(3 weeks, 3 days ago)
Commons ChamberI thank my hon. Friend—I say “my hon. Friend” because he is a great friend to us—for what he has said and I could not agree with him more. When we talk about stability, anybody who has run a business knows that the most stable businesses in the country are family businesses that are passed from generation to generation. This is not just about farms, but about any small businesses that are passed down through the generations. This is a hammer blow to their plans to invest for the future.
I wish to move on, because the main argument that the Government make—I am sure that we will hear this from the Chancellor of the Duchy of Lancaster—is that all this is necessary to improve public services. We on the Conservative Benches want to say, right up front, that it is absolutely right to prioritise public services. As Health Secretary, I negotiated an increase in the NHS budget of £20 billion a year, and, in this year’s Budget, I increased it by a further £6 billion. Many times I said as Chancellor that I wanted to avoid austerity cuts to public services. We would have done so this time, not by using tax rises that harm working families and businesses, but by taking difficult decisions on welfare reform and productivity—decisions that were ducked yesterday.
May I suggest that the difference between my right hon. Friend’s Budget and this one is that, although he gave considerable extra increases to the national health service, he coupled them with a need to increase productivity? There was no word in yesterday’s Budget about increasing productivity in the health service.
I thank my hon. Friend for his intervention, but there was an even more basic difference between our Budget earlier this year and this one: as a result of measures in our Budget, the growth rate went up, whereas as a result of measures in Labour’s Budget, the growth rate went down.
Reducing the number of working-age people claiming health-related benefits back to pre-pandemic levels would save £34 billion a year. It would bring more people into the workforce and improve the wellbeing of the individuals concerned, but welfare reform was dropped from the King’s Speech, and yesterday’s Budget saw the welfare bill rise by an average of £13 billion a year. According to the OBR, increasing public sector productivity—another area that we did not hear much about—to pre-pandemic levels would raise £20 billion a year. We heard some warm words about that, but delivering it requires difficult negotiations with the unions.

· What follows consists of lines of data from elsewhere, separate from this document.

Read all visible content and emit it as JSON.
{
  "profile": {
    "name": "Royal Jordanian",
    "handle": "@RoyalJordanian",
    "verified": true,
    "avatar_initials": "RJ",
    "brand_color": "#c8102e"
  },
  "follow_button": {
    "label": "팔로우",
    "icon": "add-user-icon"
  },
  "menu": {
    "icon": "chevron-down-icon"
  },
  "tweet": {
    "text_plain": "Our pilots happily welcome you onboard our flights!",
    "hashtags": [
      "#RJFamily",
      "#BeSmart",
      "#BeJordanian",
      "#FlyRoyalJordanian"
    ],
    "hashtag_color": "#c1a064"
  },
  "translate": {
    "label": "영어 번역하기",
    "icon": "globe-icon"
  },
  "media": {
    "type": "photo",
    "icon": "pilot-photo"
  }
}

That was too difficult for the Government, who cancelled plans to reduce the civil service to pre-pandemic levels, increased the salaries of train drivers by £10,000, and gave junior doctors a 22% pay rise—all without asking for a single productivity improvement in return. It was no strings for the unions, but no help for 2.5 million pensioners in poverty. The Government should be ashamed. Picking the pockets of businesses, which do not vote, is the easy path, but when it damages economic growth, the result is less money for the NHS, less money for schools and less money for the armed forces, which is why, in the end, Labour Governments always run out of money.